DNA AND RNA

Double-Stranded DNA Sequences
- Structure of DNA
- Orientation: 5’ to 3’ and anti-parallel strands
DNA Synthesis Process
- Role of DNA Polymerase
- Needs to unwind the DNA before synthesizing new DNA
- Requires helicase for unwinding
- RNA Primer Requirement
- DNA polymerase requires a double-stranded section to bind
- Primase synthesizes an RNA primer to start the process

Unwinding the DNA
- Enzyme Involved: helicase unwinds the double-stranded DNA.
Synthesis of RNA Primer
- Primase synthesizes an RNA primer, which is essential for DNA polymerase to initiate DNA synthesis.
- Example of RNA primer synthesis:
- 5’ to 3’ direction creating a sequence (e.g., UCGACUGU).
Elongation by DNA Polymerase
- Enzyme Involved: DNA polymerase III elongates the RNA primer to form the complementary DNA strand.
- Example elongation with DNA:
  - Pairs using T instead of U, following complementary base pairing.

Leading Strand
- Continuous synthesis; DNA polymerase can add nucleotides, moving towards the fork.
- Example Direction: Synthesizing continuously in 5’ to 3’ direction without interruptions.
Lagging Strand
- Discontinuous synthesis; must create a new RNA primer for each Okazaki fragment.
- Example: New primer synthesized as the strand unwinds, requiring multiple RNA primers to keep up with the continual unwinding.

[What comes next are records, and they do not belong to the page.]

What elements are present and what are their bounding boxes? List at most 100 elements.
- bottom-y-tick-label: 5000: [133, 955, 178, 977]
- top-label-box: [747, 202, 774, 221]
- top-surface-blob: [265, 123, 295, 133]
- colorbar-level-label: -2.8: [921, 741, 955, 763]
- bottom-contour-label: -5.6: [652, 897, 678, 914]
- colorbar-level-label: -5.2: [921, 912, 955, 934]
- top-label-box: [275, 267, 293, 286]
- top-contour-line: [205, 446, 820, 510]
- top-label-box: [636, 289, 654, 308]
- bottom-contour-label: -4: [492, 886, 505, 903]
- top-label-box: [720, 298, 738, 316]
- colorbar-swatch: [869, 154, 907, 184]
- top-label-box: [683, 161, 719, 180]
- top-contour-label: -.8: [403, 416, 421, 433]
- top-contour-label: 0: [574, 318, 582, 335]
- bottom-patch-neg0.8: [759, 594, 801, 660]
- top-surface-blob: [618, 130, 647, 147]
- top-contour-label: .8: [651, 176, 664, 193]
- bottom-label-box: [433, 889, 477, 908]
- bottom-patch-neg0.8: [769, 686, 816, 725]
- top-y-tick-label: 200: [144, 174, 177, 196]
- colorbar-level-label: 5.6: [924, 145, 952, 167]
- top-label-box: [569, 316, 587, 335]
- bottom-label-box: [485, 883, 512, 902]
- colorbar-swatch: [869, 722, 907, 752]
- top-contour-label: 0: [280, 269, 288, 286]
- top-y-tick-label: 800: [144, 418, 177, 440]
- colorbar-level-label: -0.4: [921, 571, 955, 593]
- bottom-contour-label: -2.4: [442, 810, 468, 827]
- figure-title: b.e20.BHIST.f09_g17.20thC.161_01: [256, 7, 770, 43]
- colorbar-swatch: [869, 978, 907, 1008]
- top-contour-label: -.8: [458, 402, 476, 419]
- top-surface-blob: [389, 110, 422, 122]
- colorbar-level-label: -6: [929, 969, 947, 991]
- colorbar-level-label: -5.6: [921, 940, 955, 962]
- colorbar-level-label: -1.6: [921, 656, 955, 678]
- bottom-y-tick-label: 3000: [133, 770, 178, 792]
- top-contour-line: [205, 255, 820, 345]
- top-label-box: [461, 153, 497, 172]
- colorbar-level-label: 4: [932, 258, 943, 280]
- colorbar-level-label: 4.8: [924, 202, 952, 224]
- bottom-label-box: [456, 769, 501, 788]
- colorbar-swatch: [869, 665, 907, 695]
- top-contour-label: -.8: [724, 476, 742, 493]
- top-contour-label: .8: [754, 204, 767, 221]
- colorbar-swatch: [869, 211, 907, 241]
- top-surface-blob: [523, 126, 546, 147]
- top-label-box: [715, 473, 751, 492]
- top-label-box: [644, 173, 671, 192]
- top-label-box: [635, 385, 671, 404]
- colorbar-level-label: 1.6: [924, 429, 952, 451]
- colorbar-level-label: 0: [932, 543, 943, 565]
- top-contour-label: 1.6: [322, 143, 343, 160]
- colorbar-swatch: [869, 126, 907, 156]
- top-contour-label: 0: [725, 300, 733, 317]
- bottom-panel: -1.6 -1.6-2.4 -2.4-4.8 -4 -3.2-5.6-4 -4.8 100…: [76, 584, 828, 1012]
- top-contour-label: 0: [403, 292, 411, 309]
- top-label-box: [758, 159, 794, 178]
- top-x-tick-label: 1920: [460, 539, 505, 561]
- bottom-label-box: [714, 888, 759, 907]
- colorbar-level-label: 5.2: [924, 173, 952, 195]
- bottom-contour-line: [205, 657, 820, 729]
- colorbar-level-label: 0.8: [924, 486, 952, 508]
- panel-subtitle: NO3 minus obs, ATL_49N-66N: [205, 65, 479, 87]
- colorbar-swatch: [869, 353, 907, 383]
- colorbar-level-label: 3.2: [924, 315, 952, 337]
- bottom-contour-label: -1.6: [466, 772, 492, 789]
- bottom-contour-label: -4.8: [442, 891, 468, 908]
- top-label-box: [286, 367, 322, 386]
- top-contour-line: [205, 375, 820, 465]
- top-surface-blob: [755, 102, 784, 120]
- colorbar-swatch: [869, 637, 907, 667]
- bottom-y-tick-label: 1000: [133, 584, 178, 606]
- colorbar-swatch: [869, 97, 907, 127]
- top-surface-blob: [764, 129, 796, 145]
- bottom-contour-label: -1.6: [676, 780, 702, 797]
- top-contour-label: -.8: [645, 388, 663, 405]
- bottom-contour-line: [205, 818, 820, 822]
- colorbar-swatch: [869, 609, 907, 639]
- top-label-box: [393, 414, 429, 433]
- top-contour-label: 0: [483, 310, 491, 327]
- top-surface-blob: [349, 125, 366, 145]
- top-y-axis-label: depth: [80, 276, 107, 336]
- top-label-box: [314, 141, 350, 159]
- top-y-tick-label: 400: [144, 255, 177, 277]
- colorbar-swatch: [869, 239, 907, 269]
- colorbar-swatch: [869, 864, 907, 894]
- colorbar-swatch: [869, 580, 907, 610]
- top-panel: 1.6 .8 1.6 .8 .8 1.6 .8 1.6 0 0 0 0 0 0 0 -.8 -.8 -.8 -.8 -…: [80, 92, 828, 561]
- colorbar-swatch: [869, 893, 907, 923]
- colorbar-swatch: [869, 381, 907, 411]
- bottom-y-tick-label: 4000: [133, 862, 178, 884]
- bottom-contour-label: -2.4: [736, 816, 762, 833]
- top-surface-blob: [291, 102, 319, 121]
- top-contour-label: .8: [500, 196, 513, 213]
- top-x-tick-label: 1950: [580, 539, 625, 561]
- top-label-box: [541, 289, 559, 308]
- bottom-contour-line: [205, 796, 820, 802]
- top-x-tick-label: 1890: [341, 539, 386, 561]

Case Study: Herpes Simplex Virus
- Complex Involved: helicase-primase complex required for viral DNA replication.
- Drug: Criptelofir inhibits this complex.
Effects of Drug on DNA Replication:
- Inhibition of Primase:
- Replication cannot start; DNA polymerase has nothing to bind to.
- Inhibition of Helicase:
- Prevents unwinding of DNA; DNA polymerase is unable to progress due to lack of accessible template.

Overview of Transcription
- Occurs in the nucleus and involves creating an RNA copy of DNA.
- RNA Polymerase helps in synthesizing RNA, transferring DNA information to mRNA.
Historical Anecdote: Mozart and the Vatican archives as a metaphor for transcription.
Translation process in ribosomes using mRNA for protein synthesis.

Prokaryotic Gene Structure
- Simple: promoter, coding region, terminator.
- Stages:
- Initiation: RNA polymerase binds to the promoter.
- Elongation: Formation of RNA strand complementary to DNA.
- Termination: RNA polymerase reaches terminator sequence and releases the new RNA strand.
Eukaryotic Gene Structure
- Complex: includes introns (non-coding sequences) and exons (coding sequences).
- Processing: Involves splicing of introns, adding a 5’ cap, and a 3’ poly-A tail to form mature mRNA.

Exons: Genes that are expressed and included in the final mRNA.
Introns: Genes not expressed that can be rearranged during splicing to allow for variability in protein coding.
Alternative Splicing: Enables a single gene to code for multiple proteins by mixing and matching exons and intron sequences.

Codons: Sequences of three nucleotides in mRNA that dictate specific amino acids.
Ribosome Interaction:
- tRNA carries amino acids; recognizes codons via anticodon pairing.
- Structure of Ribosomes: Composed of a small and large subunit, with three key sites:
- A site: Accepts new tRNA
- P site: Peptide bond formation
- E site: Exit site for discharged tRNA
Translation Mechanism
- Initiation with start codon (AUG), followed by tRNA recognition, peptide elongation, and termination with stop codons (UAA, UAG, UGA).
- Release Factor: Binds at stop codons to terminate peptide synthesis and disassemble the ribosomal complex.

DNA Replication: Involves unwinding, primer synthesis, elongation, and strand synthesis based on leading and lagging strand mechanisms.
Transcription: Conversion of DNA to a functional mRNA transcript, which requires processing in eukaryotes.
Translation: Interpretation of mRNA by ribosomes to synthesize polypeptides, guided by codon-anticodon pairing using tRNA.